On Sunday we were walking through downtown Denver and found The CELL. It is a museum that advertises as “It could happen to anyone, anytime, any where.” The CELL stands for the Counterterrisom Education Learning Lab. Basically you walk through the museum and it reveals the history and development of terrorism. At the beginning of the tour you are given a card to slide into machines throughout the tour. Each machine gives you a little insight on a person affected by terrorism. Below is the story that I received.

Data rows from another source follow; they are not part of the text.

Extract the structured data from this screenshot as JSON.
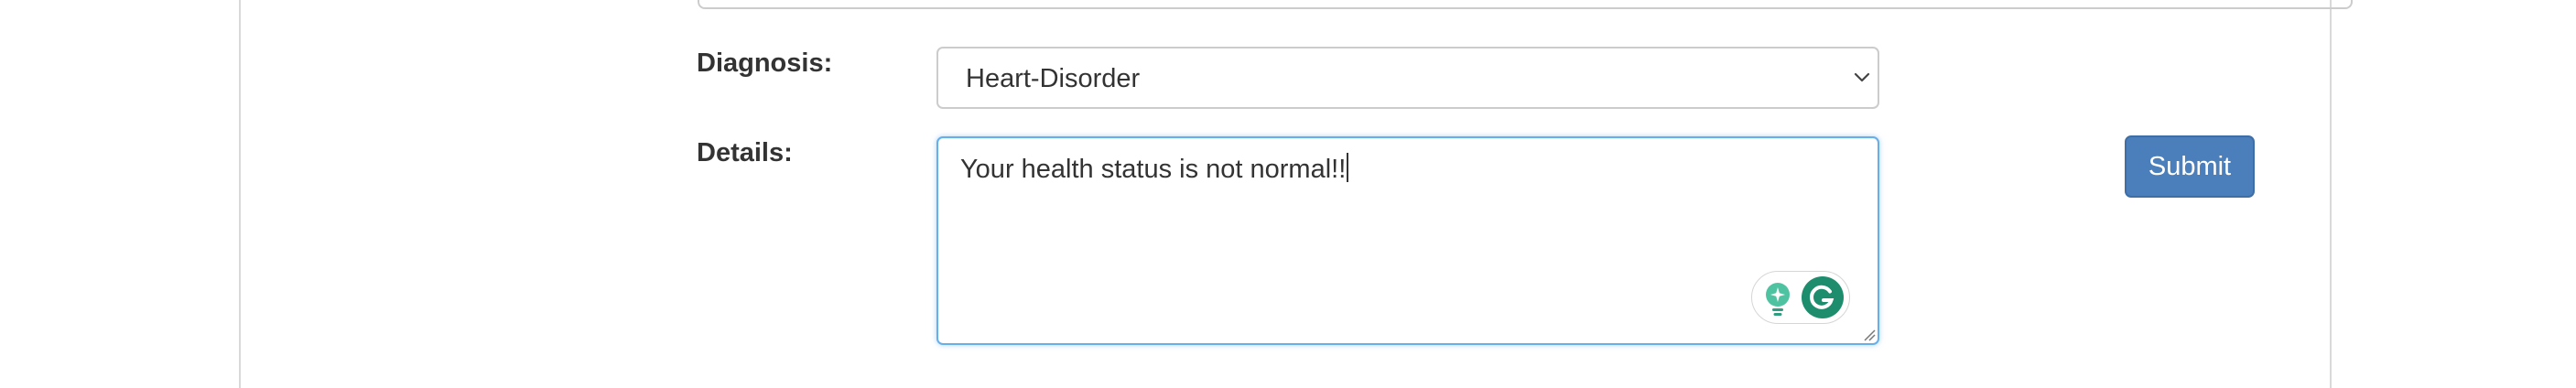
{
  "form": {
    "diagnosis": {
      "label": "Diagnosis:",
      "selected": "Heart-Disorder"
    },
    "details": {
      "label": "Details:",
      "value": "Your health status is not normal!!"
    },
    "submit_label": "Submit"
  },
  "icons": {
    "select_chevron": "chevron-down-icon",
    "grammarly_suggestion": "lightbulb-icon",
    "grammarly_logo": "grammarly-g-icon",
    "textarea_resize": "resize-handle-icon"
  },
  "colors": {
    "submit_bg": "#4a7fbc",
    "focus_border": "#66afe9",
    "grammarly_green": "#1d8d6e"
  }
}
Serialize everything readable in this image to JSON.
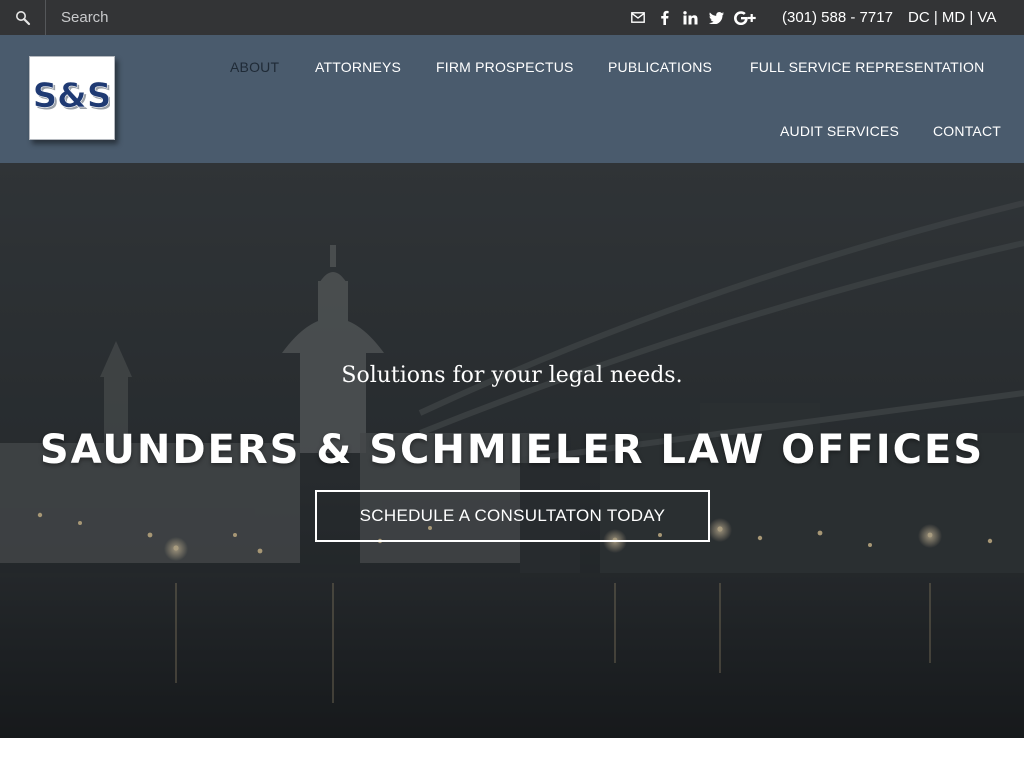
{
  "topbar": {
    "search_placeholder": "Search",
    "icons": [
      "search-icon",
      "mail-icon",
      "facebook-icon",
      "linkedin-icon",
      "twitter-icon",
      "google-plus-icon"
    ],
    "phone": "(301) 588 - 7717",
    "region": "DC | MD | VA"
  },
  "header": {
    "logo_text": "S&S",
    "nav": [
      "ABOUT",
      "ATTORNEYS",
      "FIRM PROSPECTUS",
      "PUBLICATIONS",
      "FULL SERVICE REPRESENTATION",
      "AUDIT SERVICES",
      "CONTACT"
    ],
    "active": "ABOUT"
  },
  "hero": {
    "tagline": "Solutions for your legal needs.",
    "title": "SAUNDERS & SCHMIELER LAW OFFICES",
    "cta": "SCHEDULE A CONSULTATON TODAY"
  },
  "colors": {
    "topbar_bg": "#333436",
    "header_bg": "#4a5b6d",
    "logo_navy": "#1f3a73",
    "active_nav": "#1f2a36"
  }
}
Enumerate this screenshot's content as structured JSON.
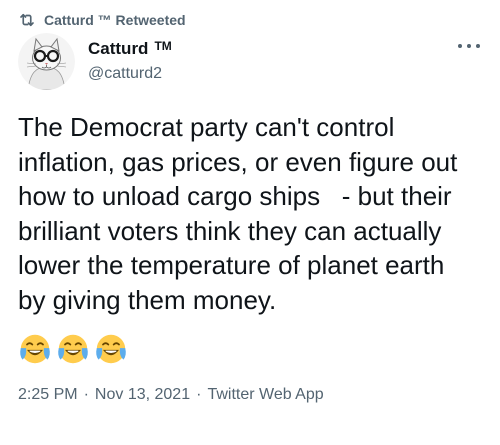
{
  "retweet_banner": {
    "text": "Catturd ™ Retweeted",
    "icon": "retweet-icon"
  },
  "author": {
    "display_name": "Catturd",
    "tm": "TM",
    "handle": "@catturd2",
    "avatar_icon": "avatar-cat-glasses"
  },
  "more_icon": "more-options-icon",
  "tweet": {
    "text": "The Democrat party can't control\ninflation, gas prices, or even figure out\nhow to unload cargo ships   - but their\nbrilliant voters think they can actually\nlower the temperature of planet earth\nby giving them money.",
    "emojis": [
      "face-with-tears-of-joy-icon",
      "face-with-tears-of-joy-icon",
      "face-with-tears-of-joy-icon"
    ]
  },
  "meta": {
    "time": "2:25 PM",
    "sep1": "·",
    "date": "Nov 13, 2021",
    "sep2": "·",
    "source": "Twitter Web App"
  },
  "colors": {
    "text_primary": "#0f1419",
    "text_secondary": "#536471",
    "emoji_face": "#FFCC4D",
    "emoji_tears": "#5DADEC"
  }
}
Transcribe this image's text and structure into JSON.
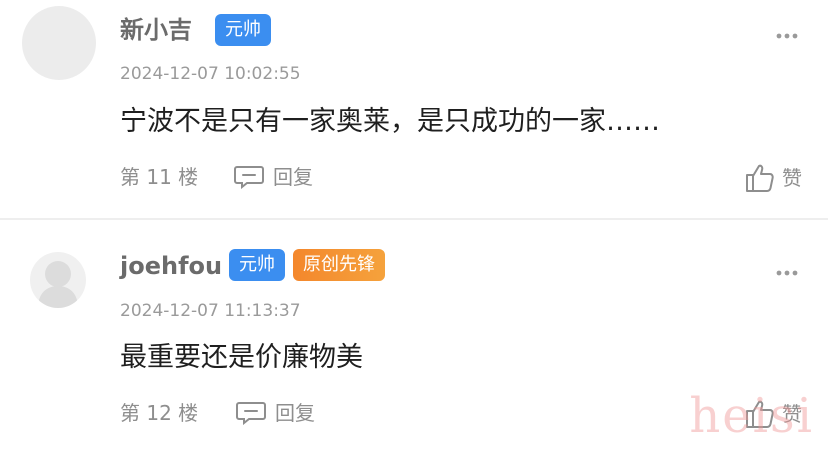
{
  "colors": {
    "badge_blue": "#3b8ef0",
    "badge_orange": "#f4872c",
    "text_muted": "#8e8e8e",
    "username": "#6b6b6b"
  },
  "comments": [
    {
      "username": "新小吉",
      "badges": [
        "元帅"
      ],
      "timestamp": "2024-12-07 10:02:55",
      "content": "宁波不是只有一家奥莱，是只成功的一家……",
      "floor": "第 11 楼",
      "reply_label": "回复",
      "like_label": "赞",
      "avatar": "blank-avatar"
    },
    {
      "username": "joehfou",
      "badges": [
        "元帅",
        "原创先锋"
      ],
      "timestamp": "2024-12-07 11:13:37",
      "content": "最重要还是价廉物美",
      "floor": "第 12 楼",
      "reply_label": "回复",
      "like_label": "赞",
      "avatar": "default-user-avatar"
    }
  ],
  "icons": {
    "reply": "comment-bubble-icon",
    "like": "thumbs-up-icon",
    "more": "more-dots-icon"
  },
  "watermark": "heisi"
}
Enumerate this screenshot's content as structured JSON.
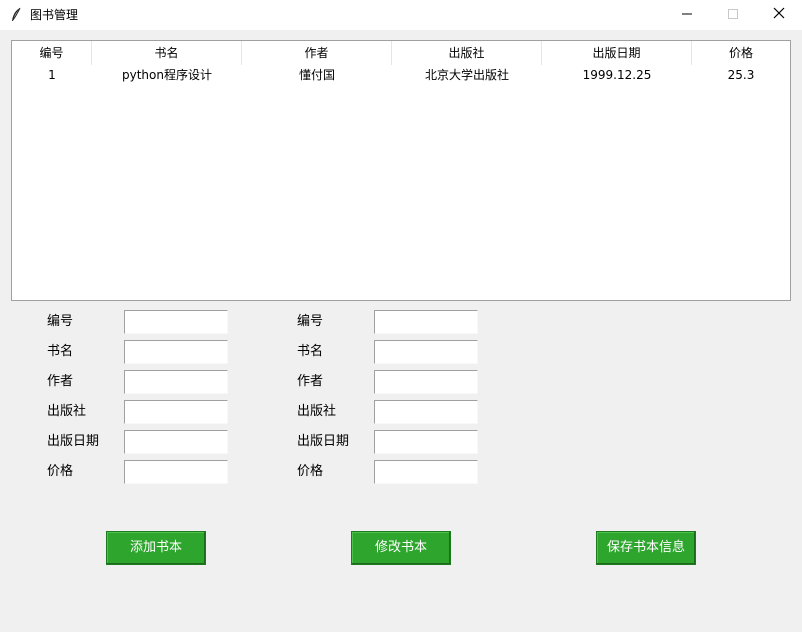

Tsuneo Hishinuma was born in Japan in 1944. He lived in a small two-story house with his wife, Michiko, and son, Tomohiro, in a quiet community 90 miles north of Tokyo. He worked as a stationmaster for the Tokyo subway, one of the busiest underground transit systems in the world. Because of the long distance to work, Tsuneo was known to work double shifts so he could earn a day off in the middle of week. Although he worked hard to provide for his family, Tsuneo also made the effort to spend time with them. He regularly took his son fishing and golfing, and he was particularly fond of novels about revered Japanese Samurai warriors.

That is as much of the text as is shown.